プレボテラ属と食事

まとめ:プレボテラ属は食物繊維と糖質の両方に反応して増加するために、肥満にも痩せにも、病気にも健康にも複雑に関係しています。

(食物繊維<糖質であれば肥満に、食物繊維>糖質であれば痩せに傾きます)

食事とプレボテラ属との関係については沢山の論文が出ており、食事療法のバイオマーカーになる可能性があります。

2011年にWuらは、10日間の食事パターンで腸内細菌叢が顕著に変化することを報告しました。

バクテロイデス属がタンパク質、脂肪に反応して、プレボテラ属が炭水化物(糖質、食物繊維)に反応して有意に増えることを報告しています。

3大栄養素も、小腸で完全に吸収されるのではなく、大腸に到達して腸内細菌叢を大きく変化させます。

ヒトの腸内細菌叢は属レベルでは、バクテロイデス属が多いタイプとプレボテラ属が多い2つのタイプに分ける方法があります。

2010年にFippoらは、西洋型食生活のヨーロッパと農村型食生活アフリカの子供の腸内細菌叢を比較して、ヨーロッパではバクテロイデス属が多く(23%)、アフリカではプレボテラ属が多い(53%)ことを報告しました。

2014年にLimらは、健康な韓国人の腸内細菌叢が、バクテロイデス属が多いタイプとプレボテラ属が多いタイプに分けることが出来て、後者は食物繊維、ビタミン、ミネラルが多い食事と関係することを報告しました。タンパク質と脂質の摂取は、この2つのタイプと相関しないことも指摘しています。

2019年にKashtanovaらは、肥満とプレボテラ属の増加との関係を指摘しています。プレボテラ属と脂肪肝との関係も指摘されています。

2019年にStanislawskiらは、肥満と腸内細菌叢について、アルファ多様性の低下とプレボテラ属の増加を報告しました。食物繊維の摂取は少ないがプレボテラ属を多く持つ人は肥満になり、食物繊維の摂取は少ないがプレボテラ属を多く持つ人は痩せ形になることを指摘しています。

プレボテラは、健康と病気の両方に関連している複雑な属であり、複雑な方法で食事と相互作用することを考察しています。

プレボテラ属は食物繊維と糖質の両方に反応して増加するために、肥満にも痩せにも関係しています。

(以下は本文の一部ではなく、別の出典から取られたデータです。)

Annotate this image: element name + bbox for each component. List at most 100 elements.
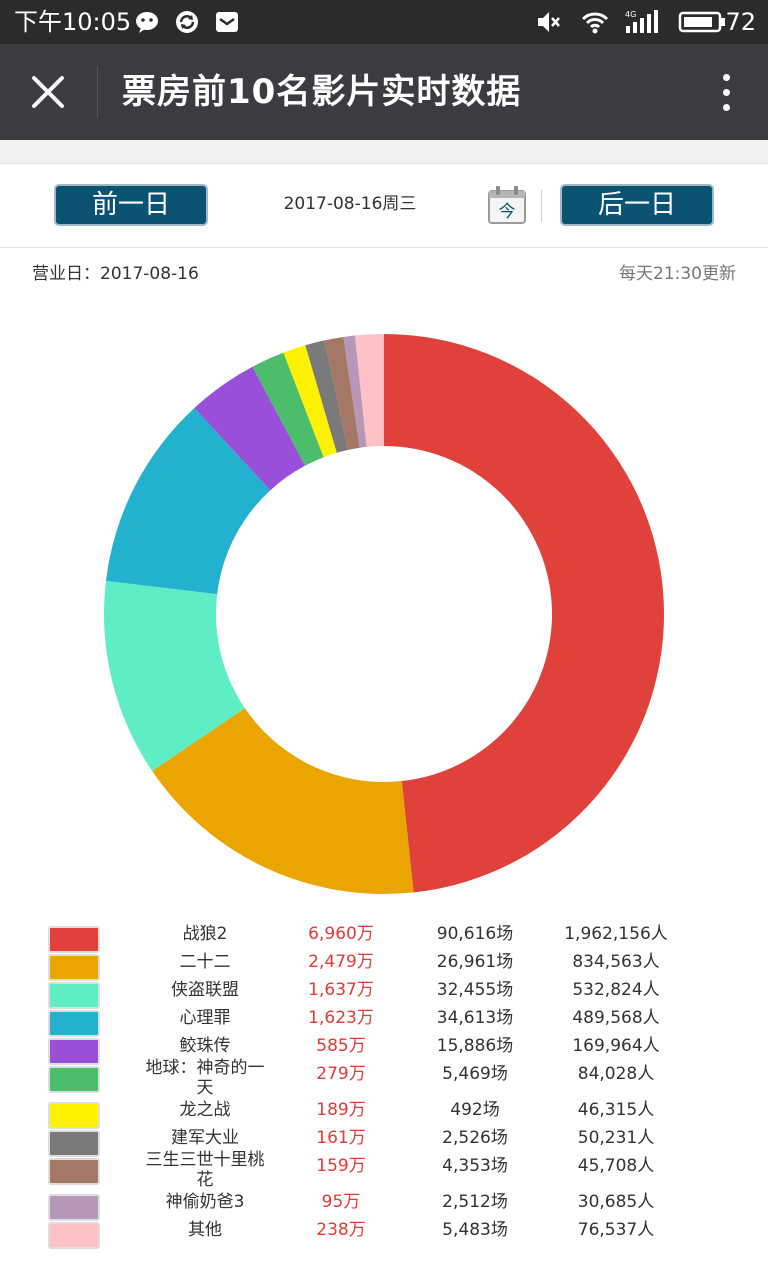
calendar-today-label: 今 [499,202,516,222]
table-row: 鲛珠传 585万 15,886场 169,964人 [0,1036,768,1065]
screenings: 90,616场 [436,924,514,944]
movie-name: 战狼2 [182,924,228,944]
movie-name: 二十二 [179,952,231,972]
box-office: 1,637万 [308,980,374,1000]
mute-icon [538,12,560,32]
screenings: 32,455场 [436,980,514,1000]
legend-swatch [48,1158,100,1185]
signal-icon: 4G [625,10,658,33]
screenings: 5,469场 [442,1064,508,1084]
attendance: 489,568人 [572,1008,660,1028]
legend-swatch [48,954,100,981]
legend-swatch [48,1222,100,1249]
legend-swatch [48,1102,100,1129]
battery-icon [678,11,725,33]
legend-swatch [48,1130,100,1157]
battery-level: 72 [725,8,756,36]
current-date: 2017-08-16周三 [283,194,417,214]
title-bar: 票房前10名影片实时数据 [0,44,768,140]
previous-day-button[interactable]: 前一日 [54,184,208,226]
close-button[interactable] [18,62,78,122]
donut-slice [194,366,306,491]
business-day: 营业日：2017-08-16 [32,264,199,284]
donut-slice [105,408,271,595]
box-office-donut-chart [104,334,664,894]
table-row: 二十二 2,479万 26,961场 834,563人 [0,952,768,981]
box-office: 585万 [316,1036,366,1056]
more-dot-icon [722,88,730,96]
screenings: 4,353场 [442,1156,508,1176]
attendance: 169,964人 [572,1036,660,1056]
movie-name: 三生三世十里桃花 [145,1150,265,1190]
nav-divider [541,190,542,222]
table-row: 龙之战 189万 492场 46,315人 [0,1100,768,1129]
box-office: 238万 [316,1220,366,1240]
wifi-icon [581,12,609,34]
box-office: 2,479万 [308,952,374,972]
more-dot-icon [722,73,730,81]
donut-slice [152,708,414,894]
donut-slice [384,334,664,893]
attendance: 50,231人 [577,1128,655,1148]
legend-swatch [48,926,100,953]
box-office: 6,960万 [308,924,374,944]
legend-swatch [48,1010,100,1037]
table-row: 心理罪 1,623万 34,613场 489,568人 [0,1008,768,1037]
next-day-button[interactable]: 后一日 [560,184,714,226]
header-band [0,140,768,164]
date-navigation: 前一日 2017-08-16周三 今 后一日 [0,164,768,248]
donut-slice [343,335,367,448]
table-row: 侠盗联盟 1,637万 32,455场 532,824人 [0,980,768,1009]
screenings: 2,512场 [442,1192,508,1212]
attendance: 84,028人 [577,1064,655,1084]
movie-name: 神偷奶爸3 [165,1192,245,1212]
table-row: 三生三世十里桃花 159万 4,353场 45,708人 [0,1150,768,1190]
screenings: 26,961场 [436,952,514,972]
sync-icon [176,11,198,33]
page-title: 票房前10名影片实时数据 [122,72,522,112]
donut-slice [252,352,324,466]
table-row: 战狼2 6,960万 90,616场 1,962,156人 [0,924,768,953]
box-office: 189万 [316,1100,366,1120]
screenings: 5,483场 [442,1220,508,1240]
movie-name: 侠盗联盟 [171,980,239,1000]
close-icon [32,76,64,108]
movie-name: 建军大业 [171,1128,239,1148]
attendance: 532,824人 [572,980,660,1000]
donut-slice [283,345,337,458]
screenings: 492场 [450,1100,500,1120]
mail-icon [216,12,238,32]
donut-slice [324,336,360,450]
attendance: 30,685人 [577,1192,655,1212]
movie-name: 龙之战 [179,1100,231,1120]
legend-swatch [48,1038,100,1065]
movie-name: 鲛珠传 [179,1036,231,1056]
screenings: 34,613场 [436,1008,514,1028]
attendance: 1,962,156人 [564,924,668,944]
box-office: 1,623万 [308,1008,374,1028]
box-office: 279万 [316,1064,366,1084]
status-bar: 下午10:05 4G 72 [0,0,768,44]
donut-slice [354,334,384,447]
svg-text:4G: 4G [625,10,636,19]
legend-swatch [48,982,100,1009]
title-divider [97,66,98,118]
movie-name: 其他 [188,1220,222,1240]
table-row: 神偷奶爸3 95万 2,512场 30,685人 [0,1192,768,1221]
table-row: 地球：神奇的一天 279万 5,469场 84,028人 [0,1058,768,1098]
status-time: 下午10:05 [14,8,132,36]
legend-swatch [48,1194,100,1221]
screenings: 15,886场 [436,1036,514,1056]
table-row: 建军大业 161万 2,526场 50,231人 [0,1128,768,1157]
calendar-today-icon[interactable]: 今 [486,184,528,226]
legend-swatch [48,1066,100,1093]
attendance: 76,537人 [577,1220,655,1240]
movie-name: 心理罪 [179,1008,231,1028]
update-note: 每天21:30更新 [619,264,736,284]
movie-name: 地球：神奇的一天 [145,1058,265,1098]
table-row: 其他 238万 5,483场 76,537人 [0,1220,768,1249]
screenings: 2,526场 [442,1128,508,1148]
donut-slice [305,340,349,453]
attendance: 46,315人 [577,1100,655,1120]
more-menu-button[interactable] [706,66,746,118]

2019年にAlpizar-Rodriguezらは、関節リウマチ患者でプレボテラ属が増えていることを報告しています。

2019年にHjorthらは、プレボテラ属に対するバクテロイデス属の比率が低い人は、高線維食によるダイエット効果を受けやすいことを報告しています。2015年にKovatcheva-Datcharyらも同様の報告をしています。

プレボテラ属が少ない人は、食物繊維と糖質が少ないことを示唆しています。食物繊維を増やすことで、食物繊維によるダイエット効果を受けることが出来ます。